At the University of Sussex, scientists are making use of the Artificial Intelligence (AI) technology to examine various kinds of cancer cells to understand various gene dependencies and to find genes that are vital to the survival of a cell.
Scientists at Sussex have performed this by developing a prediction algorithm that works out which genes are necessary for the cell. This could be utilized to determine actionable targets that in time could direct oncologists to customize cancer patient treatments.
Our vision is to take advantage of the decreasing cost of DNA sequencing and to harness the power of AI to understand cancer cell differences and what they mean for the individual patient’s treatment.
Dr. Frances Pearl, Senior Lecturer, Bioinformatics, School of Life Sciences, University of Sussex
Pearl added, “Through our research, we were able to identify cell-specific gene dependencies using only the DNA sequence and RNA levels in that cell, which are easily and cheaply obtainable from tumor biopsy samples.”

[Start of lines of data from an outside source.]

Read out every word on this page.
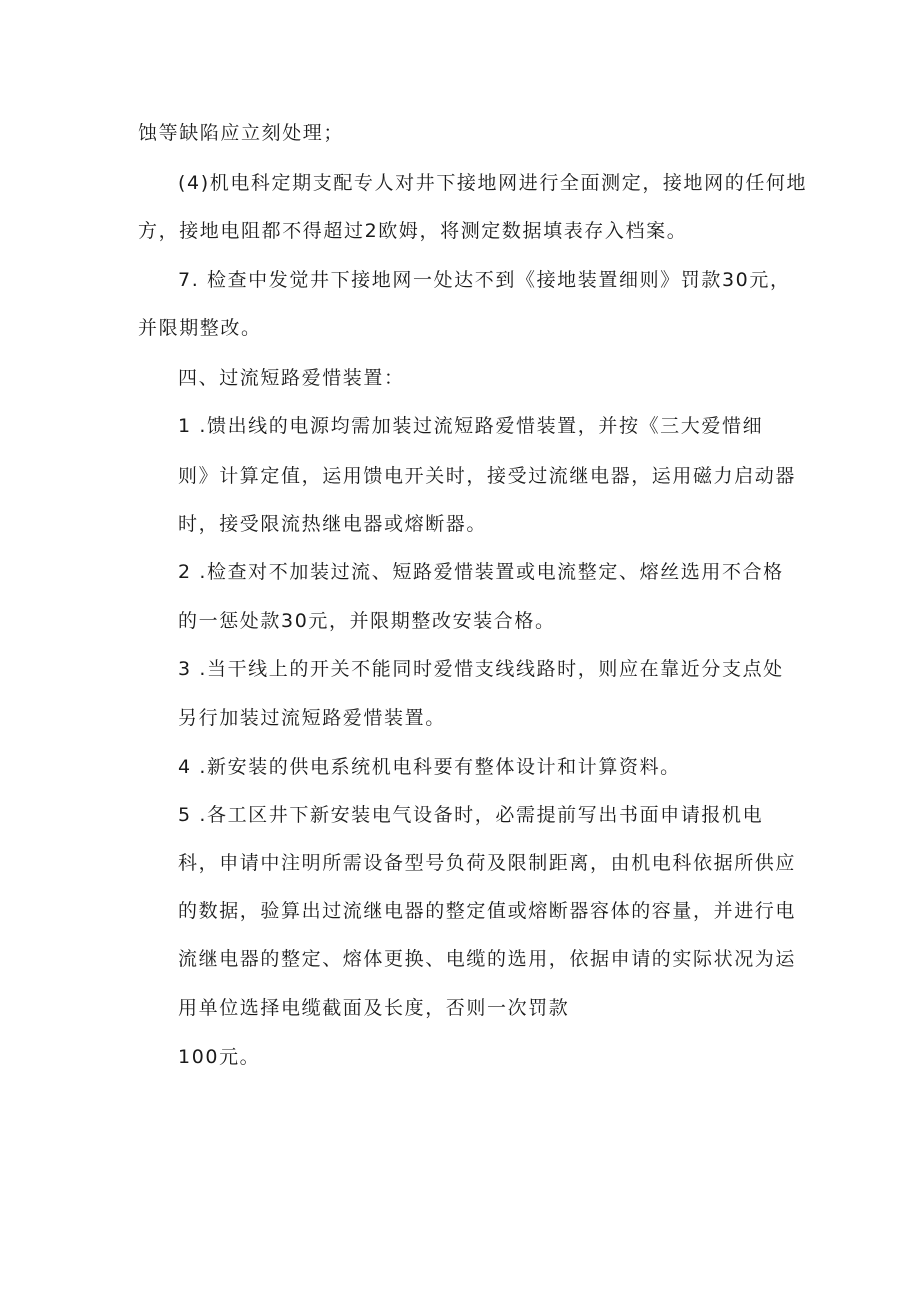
蚀等缺陷应立刻处理；
(4)机电科定期支配专人对井下接地网进行全面测定，接地网的任何地
方，接地电阻都不得超过2欧姆，将测定数据填表存入档案。
7. 检查中发觉井下接地网一处达不到《接地装置细则》罚款30元，
并限期整改。
四、过流短路爱惜装置：
1 .馈出线的电源均需加装过流短路爱惜装置，并按《三大爱惜细
则》计算定值，运用馈电开关时，接受过流继电器，运用磁力启动器
时，接受限流热继电器或熔断器。
2 .检查对不加装过流、短路爱惜装置或电流整定、熔丝选用不合格
的一惩处款30元，并限期整改安装合格。
3 .当干线上的开关不能同时爱惜支线线路时，则应在靠近分支点处
另行加装过流短路爱惜装置。
4 .新安装的供电系统机电科要有整体设计和计算资料。
5 .各工区井下新安装电气设备时，必需提前写出书面申请报机电
科，申请中注明所需设备型号负荷及限制距离，由机电科依据所供应
的数据，验算出过流继电器的整定值或熔断器容体的容量，并进行电
流继电器的整定、熔体更换、电缆的选用，依据申请的实际状况为运
用单位选择电缆截面及长度，否则一次罚款
100元。
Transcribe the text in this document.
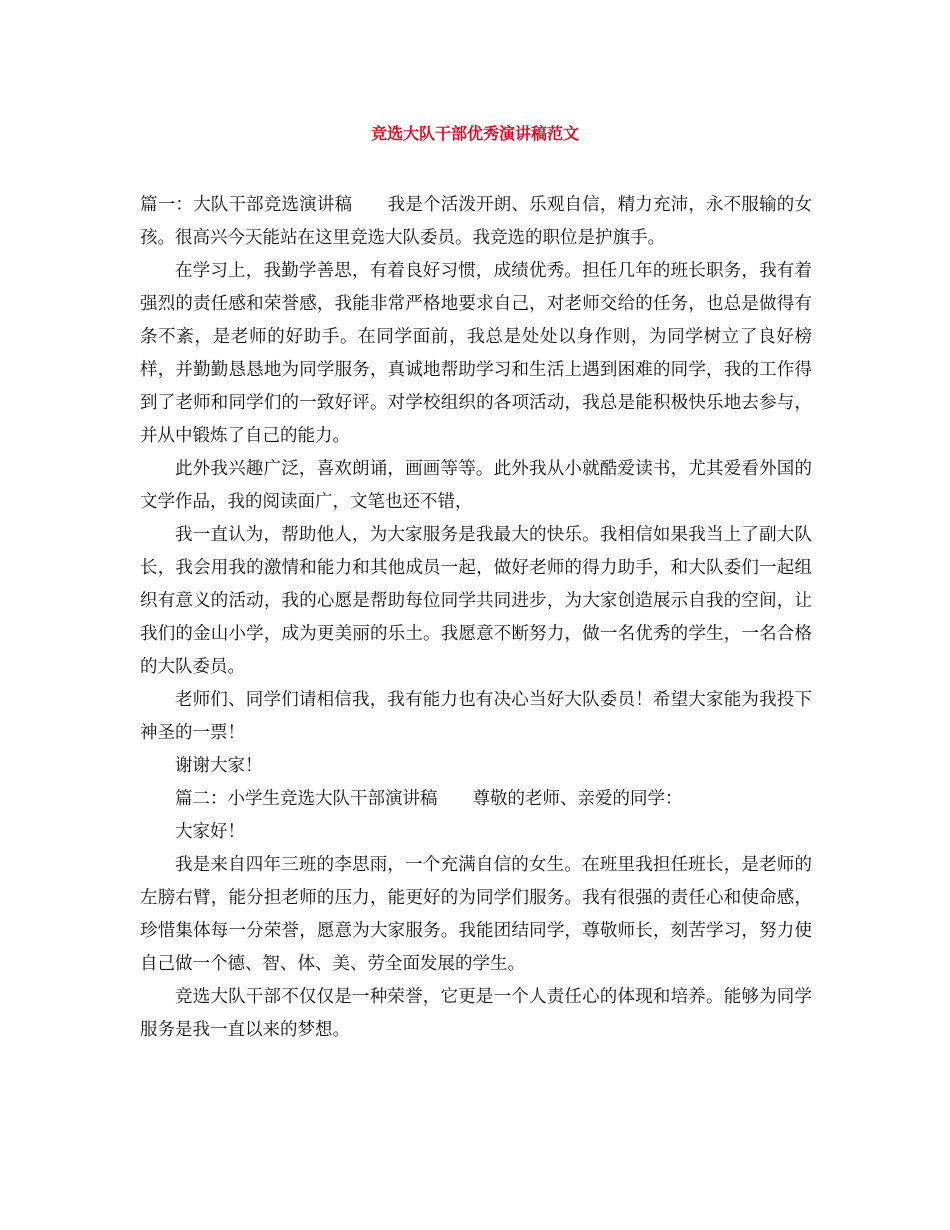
竞选大队干部优秀演讲稿范文

篇一：大队干部竞选演讲稿　　我是个活泼开朗、乐观自信，精力充沛，永不服输的女孩。很高兴今天能站在这里竞选大队委员。我竞选的职位是护旗手。

在学习上，我勤学善思，有着良好习惯，成绩优秀。担任几年的班长职务，我有着强烈的责任感和荣誉感，我能非常严格地要求自己，对老师交给的任务，也总是做得有条不紊，是老师的好助手。在同学面前，我总是处处以身作则，为同学树立了良好榜样，并勤勤恳恳地为同学服务，真诚地帮助学习和生活上遇到困难的同学，我的工作得到了老师和同学们的一致好评。对学校组织的各项活动，我总是能积极快乐地去参与，并从中锻炼了自己的能力。

此外我兴趣广泛，喜欢朗诵，画画等等。此外我从小就酷爱读书，尤其爱看外国的文学作品，我的阅读面广，文笔也还不错，

我一直认为，帮助他人，为大家服务是我最大的快乐。我相信如果我当上了副大队长，我会用我的激情和能力和其他成员一起，做好老师的得力助手，和大队委们一起组织有意义的活动，我的心愿是帮助每位同学共同进步，为大家创造展示自我的空间，让我们的金山小学，成为更美丽的乐土。我愿意不断努力，做一名优秀的学生，一名合格的大队委员。

老师们、同学们请相信我，我有能力也有决心当好大队委员！希望大家能为我投下神圣的一票！

谢谢大家！

篇二：小学生竞选大队干部演讲稿　　尊敬的老师、亲爱的同学：

大家好！

我是来自四年三班的李思雨，一个充满自信的女生。在班里我担任班长，是老师的左膀右臂，能分担老师的压力，能更好的为同学们服务。我有很强的责任心和使命感，珍惜集体每一分荣誉，愿意为大家服务。我能团结同学，尊敬师长，刻苦学习，努力使自己做一个德、智、体、美、劳全面发展的学生。

竞选大队干部不仅仅是一种荣誉，它更是一个人责任心的体现和培养。能够为同学服务是我一直以来的梦想。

“This is an incredibly exciting step in our research which means that we can now work to improve the technology so that it can be offered to oncologists and help in the treatment pathways for their patients,” continued Pearl.
Usually, cancer treatments are prescribed on the basis of the location and type of cancer. Genetic variations caused by tumors could make standard cancer treatments useless. Making use of a personalized method to guide treatment could enhance life expectancy and quality of life, and also decrease needless side effects for cancer patients.
In every cell, humans have nearly 20,000 genes containing the information required to make proteins. Nearly a thousand of these genes are necessary for the cell to survive.
When normal cells turn out to be cancer cells, oncogenes (that is, those genes with the ability to cause cancer) become triggered and tumor suppressor genes become inactivated, thereby resulting in a rewiring of the cell. This makes the cell become subject to a new set of genes in order to survive, which can be exploited to kill the cancer cells.
By targeting the protein products of tumor-specific dependent genes, it is possible to kill cancer cells, thereby leaving the normal cells which are not reliant on such genes safe.
Even though it is possible for dependencies to be determined by making use of intensive laboratory techniques, it is laborious and expensive and would not be feasible to examine all tumor samples in this method.